Heath Mills, chief executive of the New Zealand Cricket Players’ Association, said the threats to New Zealand cricketers before the tour of Pakistan were neither serious nor deceptive.
Mills told the media on Sunday that some players of the Black Caps team had received threats on social media and other channels before the tour of Pakistan.
When the threats were reviewed and investigated, security officials found that they were not serious or fraudulent, he said.
According to Mills, the threats were not uncommon for players ready to travel to another country.
“We have a comprehensive security check process that we complete before we go on any tour,” he said.
He said his security people did it, worked through it for a while and came back to the conclusion that they did not think he was serious or that he was a fraud.
Earlier on Sunday, New Zealand Cricket CEO David White held a press conference where he revealed that some players at the New Zealand camp had received threats “a few weeks ago”.

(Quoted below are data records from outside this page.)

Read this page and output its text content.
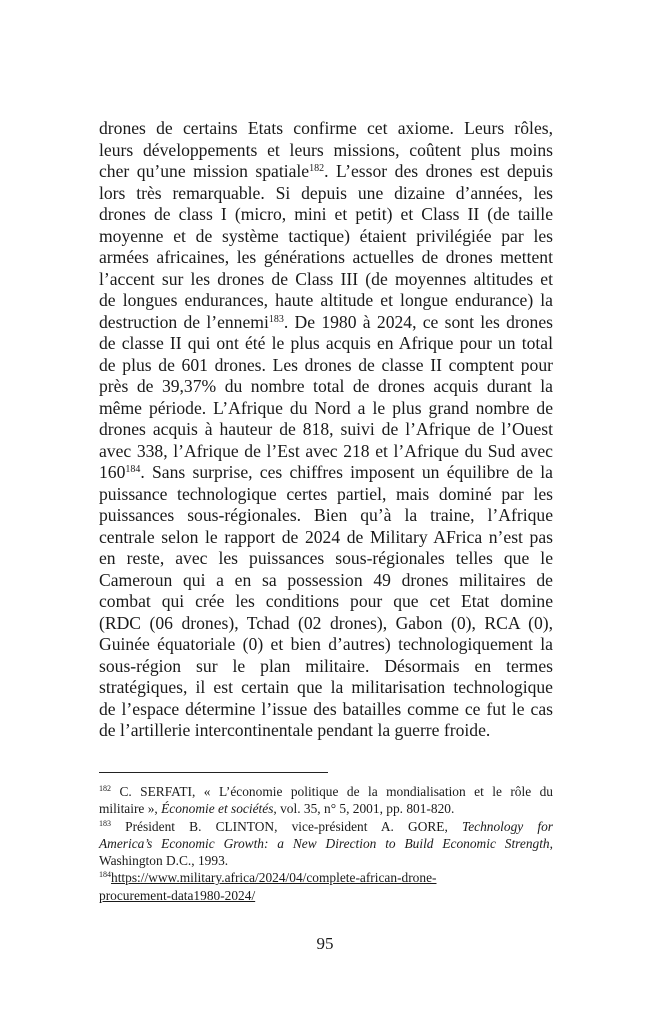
drones de certains Etats confirme cet axiome. Leurs rôles,
leurs développements et leurs missions, coûtent plus moins
cher qu’une mission spatiale$^{182}$. L’essor des drones est depuis
lors très remarquable. Si depuis une dizaine d’années, les
drones de class I (micro, mini et petit) et Class II (de taille
moyenne et de système tactique) étaient privilégiée par les
armées africaines, les générations actuelles de drones mettent
l’accent sur les drones de Class III (de moyennes altitudes et
de longues endurances, haute altitude et longue endurance) la
destruction de l’ennemi$^{183}$. De 1980 à 2024, ce sont les drones
de classe II qui ont été le plus acquis en Afrique pour un total
de plus de 601 drones. Les drones de classe II comptent pour
près de 39,37% du nombre total de drones acquis durant la
même période. L’Afrique du Nord a le plus grand nombre de
drones acquis à hauteur de 818, suivi de l’Afrique de l’Ouest
avec 338, l’Afrique de l’Est avec 218 et l’Afrique du Sud avec
$160^{184}$. Sans surprise, ces chiffres imposent un équilibre de la
puissance technologique certes partiel, mais dominé par les
puissances sous-régionales. Bien qu’à la traine, l’Afrique
centrale selon le rapport de 2024 de Military AFrica n’est pas
en reste, avec les puissances sous-régionales telles que le
Cameroun qui a en sa possession 49 drones militaires de
combat qui crée les conditions pour que cet Etat domine
(RDC (06 drones), Tchad (02 drones), Gabon (0), RCA (0),
Guinée équatoriale (0) et bien d’autres) technologiquement la
sous-région sur le plan militaire. Désormais en termes
stratégiques, il est certain que la militarisation technologique
de l’espace détermine l’issue des batailles comme ce fut le cas
de l’artillerie intercontinentale pendant la guerre froide.

$^{182}$ C. SERFATI, « L’économie politique de la mondialisation et le rôle du
militaire », Économie et sociétés, vol. 35, n° 5, 2001, pp. 801-820.

$^{183}$ Président B. CLINTON, vice-président A. GORE, Technology for
America’s Economic Growth: a New Direction to Build Economic Strength,
Washington D.C., 1993.

$^{184}$https://www.military.africa/2024/04/complete-african-drone-
procurement-data1980-2024/

95
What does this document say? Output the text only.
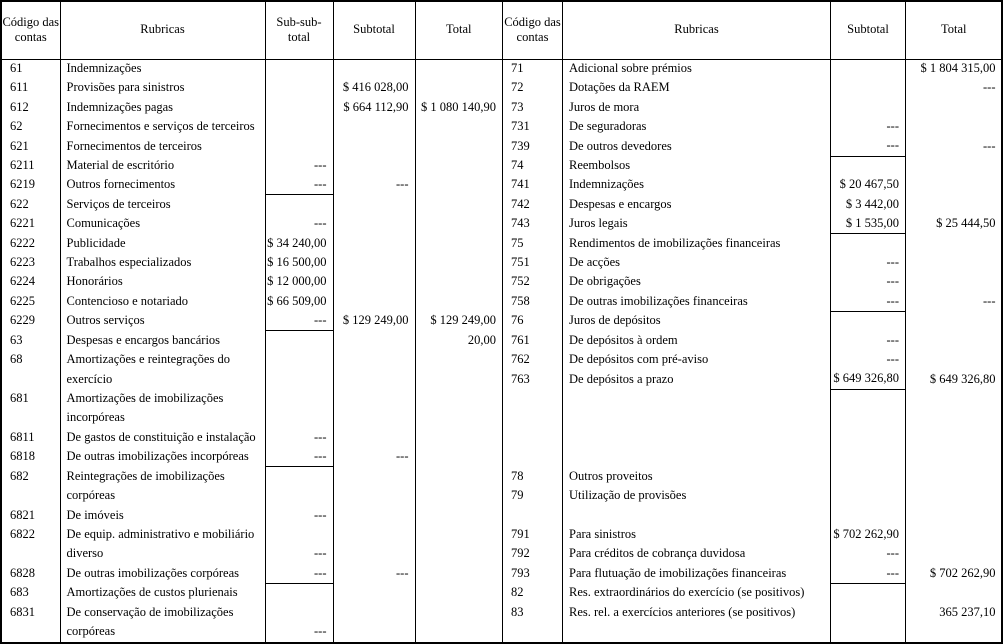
Código das contas	Rubricas	Sub-sub-total	Subtotal	Total
61	Indemnizações			
611	Provisões para sinistros		$ 416 028,00	
612	Indemnizações pagas		$ 664 112,90	$ 1 080 140,90
62	Fornecimentos e serviços de terceiros			
621	Fornecimentos de terceiros			
6211	Material de escritório	---		
6219	Outros fornecimentos	---	---	
622	Serviços de terceiros			
6221	Comunicações	---		
6222	Publicidade	$ 34 240,00		
6223	Trabalhos especializados	$ 16 500,00		
6224	Honorários	$ 12 000,00		
6225	Contencioso e notariado	$ 66 509,00		
6229	Outros serviços	---	$ 129 249,00	$ 129 249,00
63	Despesas e encargos bancários			20,00
68	Amortizações e reintegrações do			
	exercício			
681	Amortizações de imobilizações			
	incorpóreas			
6811	De gastos de constituição e instalação	---		
6818	De outras imobilizações incorpóreas	---	---	
682	Reintegrações de imobilizações			
	corpóreas			
6821	De imóveis	---		
6822	De equip. administrativo e mobiliário			
	diverso	---		
6828	De outras imobilizações corpóreas	---	---	
683	Amortizações de custos plurienais			
6831	De conservação de imobilizações			
	corpóreas	---		
Código das contas	Rubricas	Subtotal	Total
71	Adicional sobre prémios		$ 1 804 315,00
72	Dotações da RAEM		---
73	Juros de mora		
731	De seguradoras	---	
739	De outros devedores	---	---
74	Reembolsos		
741	Indemnizações	$ 20 467,50	
742	Despesas e encargos	$ 3 442,00	
743	Juros legais	$ 1 535,00	$ 25 444,50
75	Rendimentos de imobilizações financeiras		
751	De acções	---	
752	De obrigações	---	
758	De outras imobilizações financeiras	---	---
76	Juros de depósitos		
761	De depósitos à ordem	---	
762	De depósitos com pré-aviso	---	
763	De depósitos a prazo	$ 649 326,80	$ 649 326,80

78	Outros proveitos		
79	Utilização de provisões		

791	Para sinistros	$ 702 262,90	
792	Para créditos de cobrança duvidosa	---	
793	Para flutuação de imobilizações financeiras	---	$ 702 262,90
82	Res. extraordinários do exercício (se positivos)		
83	Res. rel. a exercícios anteriores (se positivos)		365 237,10
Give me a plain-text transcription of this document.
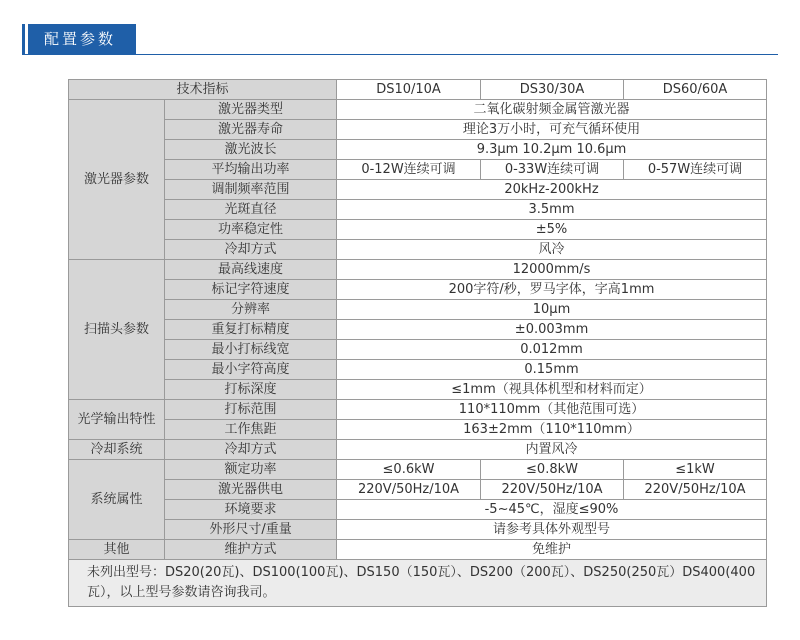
配置参数
技术指标		DS10/10A	DS30/30A	DS60/60A
激光器参数	激光器类型	二氧化碳射频金属管激光器		
	激光器寿命	理论3万小时，可充气循环使用		
	激光波长	9.3μm 10.2μm 10.6μm		
	平均输出功率	0-12W连续可调	0-33W连续可调	0-57W连续可调
	调制频率范围	20kHz-200kHz		
	光斑直径	3.5mm		
	功率稳定性	±5%		
	冷却方式	风冷		
扫描头参数	最高线速度	12000mm/s		
	标记字符速度	200字符/秒，罗马字体，字高1mm		
	分辨率	10μm		
	重复打标精度	±0.003mm		
	最小打标线宽	0.012mm		
	最小字符高度	0.15mm		
	打标深度	≤1mm（视具体机型和材料而定）		
光学输出特性	打标范围	110*110mm（其他范围可选）		
	工作焦距	163±2mm（110*110mm）		
冷却系统	冷却方式	内置风冷		
系统属性	额定功率	≤0.6kW	≤0.8kW	≤1kW
	激光器供电	220V/50Hz/10A	220V/50Hz/10A	220V/50Hz/10A
	环境要求	-5~45℃，湿度≤90%		
	外形尺寸/重量	请参考具体外观型号		
其他	维护方式	免维护		
未列出型号：DS20(20瓦)、DS100(100瓦)、DS150（150瓦）、DS200（200瓦）、DS250(250瓦）DS400(400瓦），以上型号参数请咨询我司。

He said the New Zealand security provider reviewed them and found that they were fraudulent and unreliable.
However, Mills said the security alert he received on Friday guaranteed that the New Zealand team would leave the tour.
“Once we have gone through this screening process and talked to independent people, there is no doubt that this was a serious and credible threat to the tour.

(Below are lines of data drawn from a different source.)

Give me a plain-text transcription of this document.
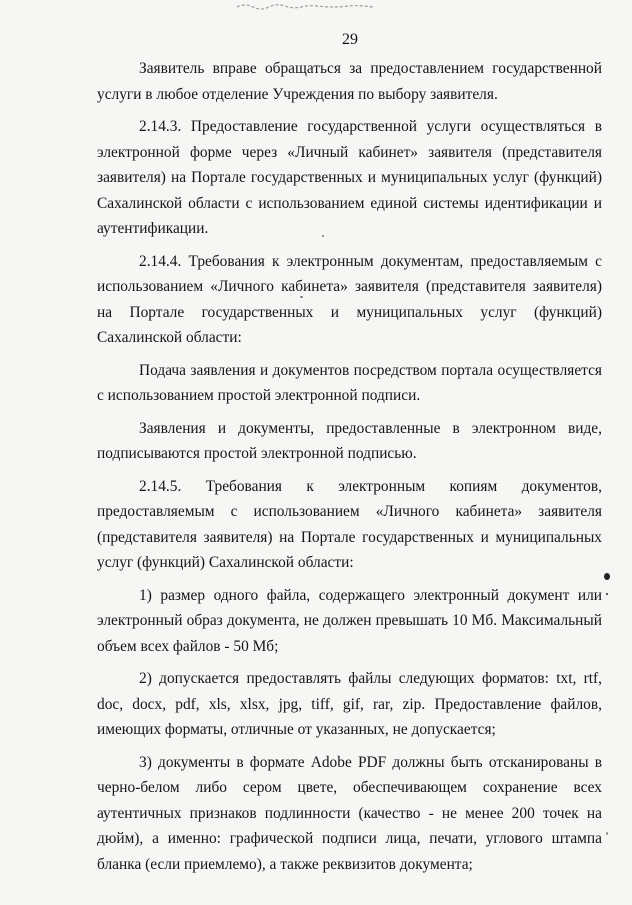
29

Заявитель вправе обращаться за предоставлением государственной услуги в любое отделение Учреждения по выбору заявителя.

2.14.3. Предоставление государственной услуги осуществляться в электронной форме через «Личный кабинет» заявителя (представителя заявителя) на Портале государственных и муниципальных услуг (функций) Сахалинской области с использованием единой системы идентификации и аутентификации.

2.14.4. Требования к электронным документам, предоставляемым с использованием «Личного кабинета» заявителя (представителя заявителя) на Портале государственных и муниципальных услуг (функций) Сахалинской области:

Подача заявления и документов посредством портала осуществляется с использованием простой электронной подписи.

Заявления и документы, предоставленные в электронном виде, подписываются простой электронной подписью.

2.14.5. Требования к электронным копиям документов, предоставляемым с использованием «Личного кабинета» заявителя (представителя заявителя) на Портале государственных и муниципальных услуг (функций) Сахалинской области:

1) размер одного файла, содержащего электронный документ или электронный образ документа, не должен превышать 10 Мб. Максимальный объем всех файлов - 50 Мб;

2) допускается предоставлять файлы следующих форматов: txt, rtf, doc, docx, pdf, xls, xlsx, jpg, tiff, gif, rar, zip. Предоставление файлов, имеющих форматы, отличные от указанных, не допускается;

3) документы в формате Adobe PDF должны быть отсканированы в черно-белом либо сером цвете, обеспечивающем сохранение всех аутентичных признаков подлинности (качество - не менее 200 точек на дюйм), а именно: графической подписи лица, печати, углового штампа бланка (если приемлемо), а также реквизитов документа;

“Once you hear that you understand that the team has no choice but to come home,” he said.
Mills said he was in regular contact with the players and had contacted the team for a video meeting when news of the security alert reached them.

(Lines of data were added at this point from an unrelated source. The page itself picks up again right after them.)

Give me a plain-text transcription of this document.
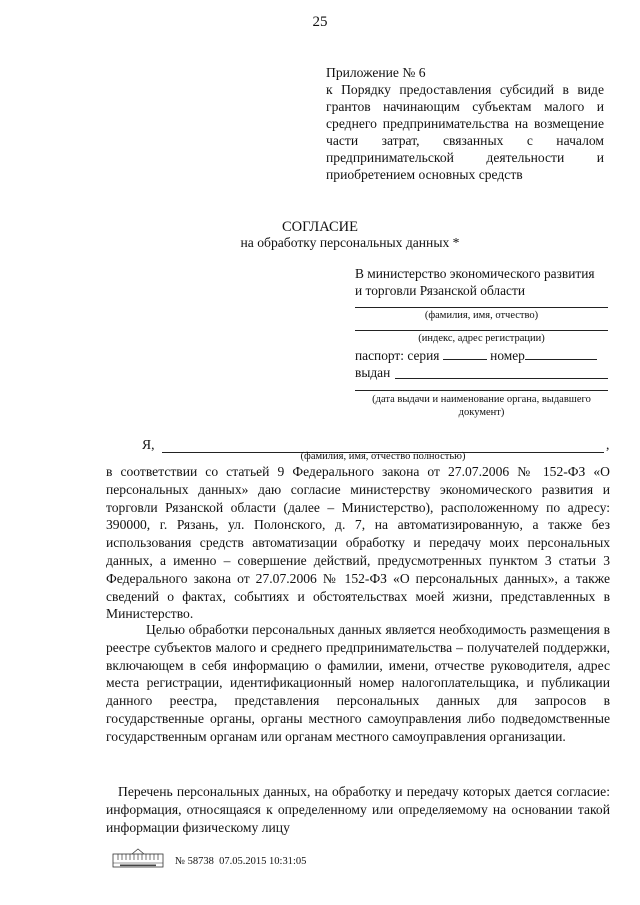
25
Приложение № 6
к Порядку предоставления субсидий в виде грантов начинающим субъектам малого и среднего предпринимательства на возмещение части затрат, связанных с началом предпринимательской деятельности и приобретением основных средств
СОГЛАСИЕ
на обработку персональных данных *
В министерство экономического развития
и торговли Рязанской области
(фамилия, имя, отчество)
(индекс, адрес регистрации)
паспорт: серия	номер
выдан
(дата выдачи и наименование органа, выдавшего документ)
Я,	,
(фамилия, имя, отчество полностью)
в соответствии со статьей 9 Федерального закона от 27.07.2006 № 152-ФЗ «О персональных данных» даю согласие министерству экономического развития и торговли Рязанской области (далее – Министерство), расположенному по адресу: 390000, г. Рязань, ул. Полонского, д. 7, на автоматизированную, а также без использования средств автоматизации обработку и передачу моих персональных данных, а именно – совершение действий, предусмотренных пунктом 3 статьи 3 Федерального закона от 27.07.2006 № 152-ФЗ «О персональных данных», а также сведений о фактах, событиях и обстоятельствах моей жизни, представленных в Министерство.
Целью обработки персональных данных является необходимость размещения в реестре субъектов малого и среднего предпринимательства – получателей поддержки, включающем в себя информацию о фамилии, имени, отчестве руководителя, адрес места регистрации, идентификационный номер налогоплательщика, и публикации данного реестра, представления персональных данных для запросов в государственные органы, органы местного самоуправления либо подведомственные государственным органам или органам местного самоуправления организации.
Перечень персональных данных, на обработку и передачу которых дается согласие: информация, относящаяся к определенному или определяемому на основании такой информации физическому лицу
№ 58738 07.05.2015 10:31:05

He said the incoming party was surprised at first but added that he remained calm the whole time. He added that it was a great relief for all when the players arrived safely in Dubai.
“I think since they were involved in the security check process, they were on the ground and they felt safe in Pakistan, they looked at the resources around them and they trusted our security experts, they knew that. He is recovering while staying in a hotel in Pakistan.
“There was anxiety, he wanted to go but he was very calm throughout the process.”